Pick up AI skills – in the right way
Before you rush to equip yourself with all the latest AI tools, consider how to responsibly integrate them into your work – the last thing you would want is to hinder instead of help your creative process. “It is important to remember that the autonomy you have over your prompted output is minimal”, Faith’s Liberty Covill cautions, so “that last 30% of crucial quality requires manual manipulations or rigorous iterations of the prompt”.

Rosa Rolo from Major Players adds that “what will be key over the next few years is how creatives are able to embed new technologies into their outputs“ and continue to differentiate themselves.

Creative Technology Lead at DEPT®, Jiri Dudek, emphasises the importance of selecting tools and technologies "not just for their popularity but for their relevance and alignment with one's interests and project needs." His colleague Krišjānis Stirna also explains how AI serves as their "creative co-pilot, not replacing individual creativity but amplifying it to push the boundaries of what's possible". As a company committed to the ethical and sustainable use of AI, there is an understanding that driving innovation in this field needs to be done responsibly.

That’s because, at the end of the day, AI tools are just that: tools. They can’t turn bad ideas into good ones without your creative input, so don’t forget to hone your other talents alongside more traditional creative techniques too.

Cultivate your ‘softer’ skills to stand out
Technical fluency aside, ‘soft skills’ – those transferable and interpersonal traits that are crucial to creative work – are equally important too. As advanced and impressive as AI is, the technology also has its limitations, especially when it comes to emotional intelligence, empathy and contextual understanding. That’s the gap that you, as a human creative, can fill. As Faith’s Gabriele Lanzafame puts it, it’s your problem-solving skills and critical mindset that will be paramount, enabling AI to be used “not just as a tool, but as a partner in innovation and efficiency”.

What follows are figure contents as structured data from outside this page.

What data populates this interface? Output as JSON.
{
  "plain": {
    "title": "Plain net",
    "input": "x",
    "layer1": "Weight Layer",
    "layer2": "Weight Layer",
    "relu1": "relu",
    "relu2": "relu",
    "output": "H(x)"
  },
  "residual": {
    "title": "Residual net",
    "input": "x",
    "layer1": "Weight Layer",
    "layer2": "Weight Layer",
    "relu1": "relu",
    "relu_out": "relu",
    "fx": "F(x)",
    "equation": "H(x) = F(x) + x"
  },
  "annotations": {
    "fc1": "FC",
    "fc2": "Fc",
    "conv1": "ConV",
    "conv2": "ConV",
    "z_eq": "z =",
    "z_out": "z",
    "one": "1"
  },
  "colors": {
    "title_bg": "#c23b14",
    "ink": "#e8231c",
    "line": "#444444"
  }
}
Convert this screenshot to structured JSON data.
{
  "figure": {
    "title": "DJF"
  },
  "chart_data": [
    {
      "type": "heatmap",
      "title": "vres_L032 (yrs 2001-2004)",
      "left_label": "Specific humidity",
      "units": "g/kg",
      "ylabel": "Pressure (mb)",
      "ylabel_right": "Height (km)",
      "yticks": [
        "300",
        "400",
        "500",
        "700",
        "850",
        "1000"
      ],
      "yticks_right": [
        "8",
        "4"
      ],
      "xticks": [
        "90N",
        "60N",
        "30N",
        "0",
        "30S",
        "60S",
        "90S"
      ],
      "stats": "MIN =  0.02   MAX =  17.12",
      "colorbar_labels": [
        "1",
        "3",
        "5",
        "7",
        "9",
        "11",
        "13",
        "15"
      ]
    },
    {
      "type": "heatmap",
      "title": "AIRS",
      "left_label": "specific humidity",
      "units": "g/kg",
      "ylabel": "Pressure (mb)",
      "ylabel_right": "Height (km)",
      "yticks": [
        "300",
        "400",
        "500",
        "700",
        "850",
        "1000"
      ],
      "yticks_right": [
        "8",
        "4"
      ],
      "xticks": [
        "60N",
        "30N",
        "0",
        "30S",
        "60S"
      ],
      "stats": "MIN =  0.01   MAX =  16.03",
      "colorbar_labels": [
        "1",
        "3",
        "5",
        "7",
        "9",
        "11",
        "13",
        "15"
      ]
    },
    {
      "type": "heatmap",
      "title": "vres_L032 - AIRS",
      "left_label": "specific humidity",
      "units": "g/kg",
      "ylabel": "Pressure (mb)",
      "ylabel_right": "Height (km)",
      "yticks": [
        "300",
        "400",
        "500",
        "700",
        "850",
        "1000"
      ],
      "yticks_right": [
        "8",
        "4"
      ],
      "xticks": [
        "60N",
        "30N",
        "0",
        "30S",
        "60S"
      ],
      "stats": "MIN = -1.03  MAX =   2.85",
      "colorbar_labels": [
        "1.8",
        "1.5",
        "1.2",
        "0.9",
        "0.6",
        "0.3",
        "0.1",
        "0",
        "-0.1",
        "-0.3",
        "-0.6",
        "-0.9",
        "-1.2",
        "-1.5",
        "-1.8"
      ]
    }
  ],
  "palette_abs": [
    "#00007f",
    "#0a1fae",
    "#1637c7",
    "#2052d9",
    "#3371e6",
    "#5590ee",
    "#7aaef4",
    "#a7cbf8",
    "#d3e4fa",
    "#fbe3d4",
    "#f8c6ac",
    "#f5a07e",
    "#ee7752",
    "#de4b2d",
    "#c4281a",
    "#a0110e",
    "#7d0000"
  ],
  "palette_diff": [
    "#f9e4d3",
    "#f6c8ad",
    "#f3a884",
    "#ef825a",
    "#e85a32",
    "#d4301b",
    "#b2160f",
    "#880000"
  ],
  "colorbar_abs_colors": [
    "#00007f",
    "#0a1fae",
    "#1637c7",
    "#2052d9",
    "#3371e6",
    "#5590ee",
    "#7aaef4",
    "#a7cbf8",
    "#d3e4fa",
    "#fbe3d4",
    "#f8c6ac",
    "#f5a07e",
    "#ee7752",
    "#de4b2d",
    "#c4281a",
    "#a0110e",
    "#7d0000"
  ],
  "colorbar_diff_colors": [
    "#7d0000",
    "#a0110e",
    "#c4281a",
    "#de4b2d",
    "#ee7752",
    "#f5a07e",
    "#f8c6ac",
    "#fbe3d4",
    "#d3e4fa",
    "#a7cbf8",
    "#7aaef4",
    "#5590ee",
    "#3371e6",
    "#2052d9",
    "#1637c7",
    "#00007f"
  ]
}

🤖 Resources to get you started

Recommended tools

  • ChatGPT
    ChatGPT and its other versions are valuable for tasks such as creating briefs, summarising information and brainstorming ideas, but not to an expert level.

  • Midjourney
    Useful for image generation, but not preferred for external work because it lacks regulations for data privacy and intellectual property; consider using it for internal work and quick brainstorming instead.

  • Adobe AI tools
    Adobe has seamlessly integrated AI into its products for different creative tasks. For instance, hours that would have been spent expanding an image pixel-by-pixel can now be spent on more impactful work with the ‘generative fill’ tool.

  • Perplexity AI
    Conversational search engine that is useful for research purposes because it cites all of its sources.

Places to learn about AI

  • UAL Creative Computing Institute Courses
    Online courses on FutureLearn to help learners understand AI’s impact on the creative industries and build the skills needed for a creative AI career.

  • Grow with Google: Learn AI and Machine Learning
    Free online courses by Google that cater to learners of different levels of experience, making it suitable for anyone keen to learn AI and machine learning.

  • Institute of Coding
    With the aim of closing the UK’s digital skills gap, the Institute of Coding provides courses about creative tech and hosts regular events.

  • Tech Yard
    Funded by UAL and run by educator Jazmin Morris, this creative computing club provides free introductory workshops to a broad range of creative technologies.

  • YouTube
    As Krišjānis from DEPT® recommends, free tutorials on YouTube from creators like Matt Wolfe offer beginners the opportunity for anyone to "start experimenting and learning about AI technologies at their own pace".